Revista PLANEO N°60 | Asentamientos multiamenazas Vol. 3: Erupciones volcánicas y habitabilidad | Septiembre 2024
[Por: José Miguel Fuentes Zuleta. Sociólogo, estudiante de Magíster en Asentamientos Humanos y Medio Ambiente, Pontificia Universidad Católica de Chile, Santiago]
Imagen 1: Vista actual de Chaitén, con el nuevo curso del Río Blanco.
Fuente: La Tercera.
En mayo del año 2008, luego de casi 9.000 años de inactividad, el volcán Chaitén hizo erupción, arrojando cenizas, gases y flujos piroclásticos que cubrieron en su totalidad la comuna de Chaitén, arrasando completamente con la ciudad. A más de una década de este evento, el caso de Chaitén deja importantes observaciones y lecciones sobre la urbanización en zonas de riesgo.
Uno de los grandes dilemas que surgió tras la erupción fue si la ciudad debía ser reconstruida en su ubicación original o si los habitantes debían ser relocalizados en un sitio más seguro. Esta decisión no sólo era técnica, sino que profundamente política y social, ya que en dicha acción se tocaba directamente la relación entre la comunidad y su territorio.
Sólo un par de meses después de la catástrofe se planteó como solución la relocalización de los habitantes de Chaitén, sugiriendo la creación de una nueva ciudad que funcionaría como cabecera provincial, cuyo nombre sería Nueva Chaitén. La relocalización de la comunidad es una solución que, en el papel, parece lógica para mitigar y evitar los riesgos de futuras catástrofes. Sin embargo, como sucedió en Chaitén, no siempre es fácil de implementar, debido principalmente a dos factores que se detallan en las siguientes líneas.

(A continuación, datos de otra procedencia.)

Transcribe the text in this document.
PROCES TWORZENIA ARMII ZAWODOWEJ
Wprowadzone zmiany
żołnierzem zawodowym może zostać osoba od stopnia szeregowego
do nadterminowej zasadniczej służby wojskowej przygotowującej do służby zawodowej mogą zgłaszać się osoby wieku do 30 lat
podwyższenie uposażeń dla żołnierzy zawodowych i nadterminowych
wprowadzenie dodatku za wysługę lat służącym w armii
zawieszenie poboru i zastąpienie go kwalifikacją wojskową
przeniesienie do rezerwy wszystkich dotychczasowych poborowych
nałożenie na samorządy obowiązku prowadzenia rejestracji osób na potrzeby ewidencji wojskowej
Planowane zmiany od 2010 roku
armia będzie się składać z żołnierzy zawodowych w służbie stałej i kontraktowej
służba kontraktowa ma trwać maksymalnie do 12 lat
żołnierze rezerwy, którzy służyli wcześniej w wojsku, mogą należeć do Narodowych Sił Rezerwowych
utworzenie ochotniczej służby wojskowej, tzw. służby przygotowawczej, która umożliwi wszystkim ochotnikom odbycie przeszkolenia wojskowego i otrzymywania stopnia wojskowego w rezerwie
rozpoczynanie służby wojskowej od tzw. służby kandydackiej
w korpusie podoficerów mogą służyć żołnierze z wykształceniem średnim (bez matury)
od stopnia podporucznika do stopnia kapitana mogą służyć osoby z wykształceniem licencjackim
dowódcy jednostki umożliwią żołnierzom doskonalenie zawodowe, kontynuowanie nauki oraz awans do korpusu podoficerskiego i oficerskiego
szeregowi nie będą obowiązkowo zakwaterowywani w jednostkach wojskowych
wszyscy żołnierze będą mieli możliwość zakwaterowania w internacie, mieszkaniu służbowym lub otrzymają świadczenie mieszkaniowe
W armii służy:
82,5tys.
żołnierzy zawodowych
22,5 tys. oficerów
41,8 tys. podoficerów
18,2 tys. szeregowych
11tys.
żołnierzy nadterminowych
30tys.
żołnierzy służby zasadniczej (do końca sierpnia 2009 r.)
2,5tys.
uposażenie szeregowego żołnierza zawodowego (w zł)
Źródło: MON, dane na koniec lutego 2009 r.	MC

Por un lado, existe una asincronía entre Estado, academia y comunidad. El plan de relocalización fue propuesto a través de un Plan Maestro cuya elaboración estuvo a cargo de la Pontificia Universidad Católica de Chile y de la Universidad Austral. Ambas universidades elaboraron una “Consultoría para el desarrollo de lineamientos estratégicos de reconstrucción/relocalización y plan maestro conceptual post-desastre Chaitén”, en la cual hicieron un plan para una ciudad más armónica, homogénea y sustentable. No obstante, las soluciones propuestas en este plan, como también las soluciones propuestas por el gobierno, se hicieron desde una visión top-down, sin consultar a los afectados, por lo que no se involucró a la comunidad en los procesos de decisión post-desastre. Entre el gobierno, la academia y la comunidad había temporalidades e intereses distintos. Mientras que los primeros querían construir una suerte de ciudad modelo, un lugar de entrada a la Patagonia chilena, los habitantes desplazados de Chaitén sólo querían un lugar donde volver a habitar.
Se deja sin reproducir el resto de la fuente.